Clitoral Priapism Management
For a patient presenting with clitoral erection (clitoral priapism), start with oral pseudoephedrine as first-line conservative therapy, and if this fails or symptoms are severe/prolonged, proceed to intracavernosal phenylephrine injection using the same principles established for penile priapism. 1, 2
Initial Assessment
When evaluating clitoral priapism, obtain these specific details:
- Duration of erection - Critical for determining urgency (>4 hours requires more aggressive intervention)
- Degree of rigidity - Fully rigid versus partial tumescence (partial is less urgent)

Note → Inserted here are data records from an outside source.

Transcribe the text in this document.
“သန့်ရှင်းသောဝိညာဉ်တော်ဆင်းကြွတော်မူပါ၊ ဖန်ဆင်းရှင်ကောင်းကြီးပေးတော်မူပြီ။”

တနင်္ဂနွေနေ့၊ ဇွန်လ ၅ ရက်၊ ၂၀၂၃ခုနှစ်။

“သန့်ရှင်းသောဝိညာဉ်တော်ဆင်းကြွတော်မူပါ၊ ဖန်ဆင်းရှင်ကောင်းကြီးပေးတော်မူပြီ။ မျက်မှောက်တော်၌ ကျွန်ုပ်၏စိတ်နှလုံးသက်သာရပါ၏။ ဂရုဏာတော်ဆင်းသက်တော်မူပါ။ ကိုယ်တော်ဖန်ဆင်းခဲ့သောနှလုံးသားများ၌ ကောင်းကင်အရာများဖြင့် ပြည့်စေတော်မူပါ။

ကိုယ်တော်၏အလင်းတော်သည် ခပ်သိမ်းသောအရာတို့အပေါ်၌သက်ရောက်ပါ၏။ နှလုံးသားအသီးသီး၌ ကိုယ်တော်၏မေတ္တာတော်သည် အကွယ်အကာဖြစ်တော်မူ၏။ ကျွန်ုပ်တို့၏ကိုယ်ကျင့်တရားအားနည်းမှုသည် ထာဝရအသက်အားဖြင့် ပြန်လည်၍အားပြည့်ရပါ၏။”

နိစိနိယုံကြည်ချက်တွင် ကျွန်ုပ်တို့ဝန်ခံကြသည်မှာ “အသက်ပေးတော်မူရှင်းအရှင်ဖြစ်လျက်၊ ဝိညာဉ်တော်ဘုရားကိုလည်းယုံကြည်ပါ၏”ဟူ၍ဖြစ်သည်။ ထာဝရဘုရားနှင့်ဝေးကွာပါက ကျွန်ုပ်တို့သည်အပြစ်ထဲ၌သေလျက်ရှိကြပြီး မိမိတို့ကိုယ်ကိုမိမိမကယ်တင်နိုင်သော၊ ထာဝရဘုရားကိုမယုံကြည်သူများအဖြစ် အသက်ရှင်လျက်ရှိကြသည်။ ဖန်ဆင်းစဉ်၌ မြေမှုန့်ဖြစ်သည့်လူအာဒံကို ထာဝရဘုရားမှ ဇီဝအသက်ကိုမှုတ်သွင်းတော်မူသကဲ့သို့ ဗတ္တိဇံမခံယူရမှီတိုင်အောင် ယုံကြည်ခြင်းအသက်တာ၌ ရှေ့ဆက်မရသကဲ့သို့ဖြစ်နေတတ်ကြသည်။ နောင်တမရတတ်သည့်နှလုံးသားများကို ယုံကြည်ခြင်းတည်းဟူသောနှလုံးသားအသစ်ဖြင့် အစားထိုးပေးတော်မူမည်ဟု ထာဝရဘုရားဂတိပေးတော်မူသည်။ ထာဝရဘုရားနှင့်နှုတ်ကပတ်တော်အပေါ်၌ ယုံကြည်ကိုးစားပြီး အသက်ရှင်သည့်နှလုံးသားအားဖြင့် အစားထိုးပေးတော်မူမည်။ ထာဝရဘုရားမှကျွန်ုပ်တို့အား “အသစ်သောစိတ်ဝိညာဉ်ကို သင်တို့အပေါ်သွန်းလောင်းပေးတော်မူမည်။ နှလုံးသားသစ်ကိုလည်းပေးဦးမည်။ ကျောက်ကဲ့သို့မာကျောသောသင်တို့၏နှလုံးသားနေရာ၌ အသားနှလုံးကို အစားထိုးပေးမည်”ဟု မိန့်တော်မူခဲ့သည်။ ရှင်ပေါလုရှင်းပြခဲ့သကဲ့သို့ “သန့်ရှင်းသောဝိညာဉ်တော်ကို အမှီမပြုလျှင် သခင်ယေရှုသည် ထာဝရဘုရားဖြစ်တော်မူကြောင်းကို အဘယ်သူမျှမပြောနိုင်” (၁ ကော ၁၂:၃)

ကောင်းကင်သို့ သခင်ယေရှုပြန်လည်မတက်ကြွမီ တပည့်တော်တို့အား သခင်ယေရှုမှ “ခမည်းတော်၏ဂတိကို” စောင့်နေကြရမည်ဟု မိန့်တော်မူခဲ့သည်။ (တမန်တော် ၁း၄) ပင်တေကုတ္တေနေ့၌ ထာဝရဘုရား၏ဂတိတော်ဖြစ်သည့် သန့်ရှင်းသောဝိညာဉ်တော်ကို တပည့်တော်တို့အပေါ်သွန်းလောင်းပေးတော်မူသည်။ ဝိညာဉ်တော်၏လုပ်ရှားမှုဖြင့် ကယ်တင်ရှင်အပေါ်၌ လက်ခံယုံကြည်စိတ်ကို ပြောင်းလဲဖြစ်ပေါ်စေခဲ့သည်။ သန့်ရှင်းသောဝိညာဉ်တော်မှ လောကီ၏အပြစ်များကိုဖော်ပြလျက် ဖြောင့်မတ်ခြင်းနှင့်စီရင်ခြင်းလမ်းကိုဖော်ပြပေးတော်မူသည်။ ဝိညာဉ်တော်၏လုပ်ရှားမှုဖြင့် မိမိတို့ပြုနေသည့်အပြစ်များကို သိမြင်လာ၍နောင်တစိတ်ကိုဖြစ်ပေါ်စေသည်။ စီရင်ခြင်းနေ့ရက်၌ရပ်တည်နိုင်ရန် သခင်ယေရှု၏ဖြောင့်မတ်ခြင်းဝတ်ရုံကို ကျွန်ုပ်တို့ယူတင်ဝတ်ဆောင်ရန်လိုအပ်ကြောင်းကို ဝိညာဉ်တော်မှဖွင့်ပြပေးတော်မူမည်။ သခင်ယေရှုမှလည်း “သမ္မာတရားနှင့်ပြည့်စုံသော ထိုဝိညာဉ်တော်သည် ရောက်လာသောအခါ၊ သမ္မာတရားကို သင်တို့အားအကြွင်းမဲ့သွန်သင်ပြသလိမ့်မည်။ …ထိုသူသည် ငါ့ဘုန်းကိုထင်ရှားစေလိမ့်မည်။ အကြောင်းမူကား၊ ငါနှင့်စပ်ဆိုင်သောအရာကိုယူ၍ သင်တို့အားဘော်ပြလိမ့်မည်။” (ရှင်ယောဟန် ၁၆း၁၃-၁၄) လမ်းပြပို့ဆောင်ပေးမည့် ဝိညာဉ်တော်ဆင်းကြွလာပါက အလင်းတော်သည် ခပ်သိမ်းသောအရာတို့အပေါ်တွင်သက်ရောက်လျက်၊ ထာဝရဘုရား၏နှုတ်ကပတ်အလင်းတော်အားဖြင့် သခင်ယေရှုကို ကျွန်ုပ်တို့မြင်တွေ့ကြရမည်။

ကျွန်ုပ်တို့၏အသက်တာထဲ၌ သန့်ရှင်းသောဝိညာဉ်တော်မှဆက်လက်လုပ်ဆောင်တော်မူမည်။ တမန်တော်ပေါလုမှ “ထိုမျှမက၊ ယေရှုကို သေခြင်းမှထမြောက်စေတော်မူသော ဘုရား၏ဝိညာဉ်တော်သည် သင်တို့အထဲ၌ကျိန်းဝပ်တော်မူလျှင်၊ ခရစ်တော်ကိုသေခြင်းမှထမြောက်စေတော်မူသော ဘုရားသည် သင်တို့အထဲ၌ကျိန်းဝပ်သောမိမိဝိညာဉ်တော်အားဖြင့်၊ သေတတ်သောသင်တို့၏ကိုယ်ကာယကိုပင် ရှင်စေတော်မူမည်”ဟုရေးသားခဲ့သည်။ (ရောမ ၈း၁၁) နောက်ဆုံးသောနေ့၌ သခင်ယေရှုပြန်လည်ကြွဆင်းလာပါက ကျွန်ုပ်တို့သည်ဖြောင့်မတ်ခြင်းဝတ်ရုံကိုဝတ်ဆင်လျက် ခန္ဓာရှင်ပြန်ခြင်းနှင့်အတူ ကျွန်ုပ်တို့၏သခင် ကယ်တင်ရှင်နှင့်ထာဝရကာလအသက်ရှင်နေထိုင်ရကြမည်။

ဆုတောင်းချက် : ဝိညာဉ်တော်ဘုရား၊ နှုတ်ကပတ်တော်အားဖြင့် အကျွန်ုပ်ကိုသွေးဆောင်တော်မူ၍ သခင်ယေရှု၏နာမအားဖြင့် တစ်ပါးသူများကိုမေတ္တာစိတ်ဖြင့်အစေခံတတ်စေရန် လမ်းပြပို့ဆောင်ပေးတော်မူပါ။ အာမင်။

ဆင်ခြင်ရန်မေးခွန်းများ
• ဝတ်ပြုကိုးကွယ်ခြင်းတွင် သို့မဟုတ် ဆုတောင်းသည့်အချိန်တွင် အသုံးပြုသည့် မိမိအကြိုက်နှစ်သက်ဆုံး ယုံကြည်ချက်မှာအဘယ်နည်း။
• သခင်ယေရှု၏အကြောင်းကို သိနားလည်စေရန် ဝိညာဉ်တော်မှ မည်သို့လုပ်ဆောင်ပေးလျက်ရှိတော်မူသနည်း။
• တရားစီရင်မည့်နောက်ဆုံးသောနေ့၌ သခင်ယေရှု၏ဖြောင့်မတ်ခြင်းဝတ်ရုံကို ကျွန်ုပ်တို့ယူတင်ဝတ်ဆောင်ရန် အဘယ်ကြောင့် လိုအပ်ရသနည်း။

- Pain severity - Indicates ischemic versus non-ischemic etiology
- Medication history - Particularly trazodone, bupropion (Wellbutrin), and other antidepressants with alpha-adrenergic blockade 2, 3
- Baseline sexual function and any prior episodes
- Underlying conditions - Hematologic disorders, pelvic malignancies, vascular disease 3, 4
Physical examination should focus on the degree of clitoral engorgement, rigidity, and tenderness.
Treatment Algorithm
Conservative Management (First-Line)
Oral pseudoephedrine is the most evidence-based conservative option for clitoral priapism 2. One case report demonstrated complete resolution with around-the-clock oral pseudoephedrine after 5 days of symptoms 2.
Additional conservative measures include:
- Ice packs applied locally 5
- Analgesics for pain control 5
- Immediate cessation of causative medications (most critical intervention) 3
When Conservative Management Fails
Intracavernosal alpha-agonist injection should be the next step, extrapolating from high-quality penile priapism guidelines 1, 4:
- Phenylephrine is preferred - The AUA/SMSNA guidelines strongly support intracavernosal phenylephrine as highly effective for prolonged erections 1
- One case report specifically documented successful treatment of clitoral priapism with intracavernous adrenaline (epinephrine) 4
- This approach mirrors the established treatment for penile priapism, where phenylephrine injection is considered primary therapy when conservative measures fail 1
Critical Timing Considerations
The 4-hour threshold from penile priapism guidelines should guide urgency 1, 6:
- <4 hours with partial rigidity: Conservative management is reasonable
- >4 hours with full rigidity: More aggressive intervention warranted to prevent tissue damage
- Prolonged ischemic priapism leads to tissue fibrosis and permanent dysfunction 6
Common Pitfalls
Do not delay effective treatment with prolonged conservative measures if the erection is fully rigid and >4 hours 1. The guideline explicitly warns against using conservative therapies "in place of, or prolong effective treatments, if more emergent detumescence is required" 1.
Medication withdrawal alone may be insufficient - While stopping the causative agent is essential 3, active intervention is often needed for symptom resolution, as demonstrated in the case where symptoms persisted for 5 days despite stopping trazodone and bupropirin until pseudoephedrine was initiated 2.
Evidence Strength Note
While direct evidence for clitoral priapism is limited to case reports 2, 5, 3, 4, the pathophysiology is identical to penile priapism, and the high-quality AUA/SMSNA guidelines 1, 6 provide the strongest framework for management. The alpha-adrenergic mechanism is the same regardless of anatomical location.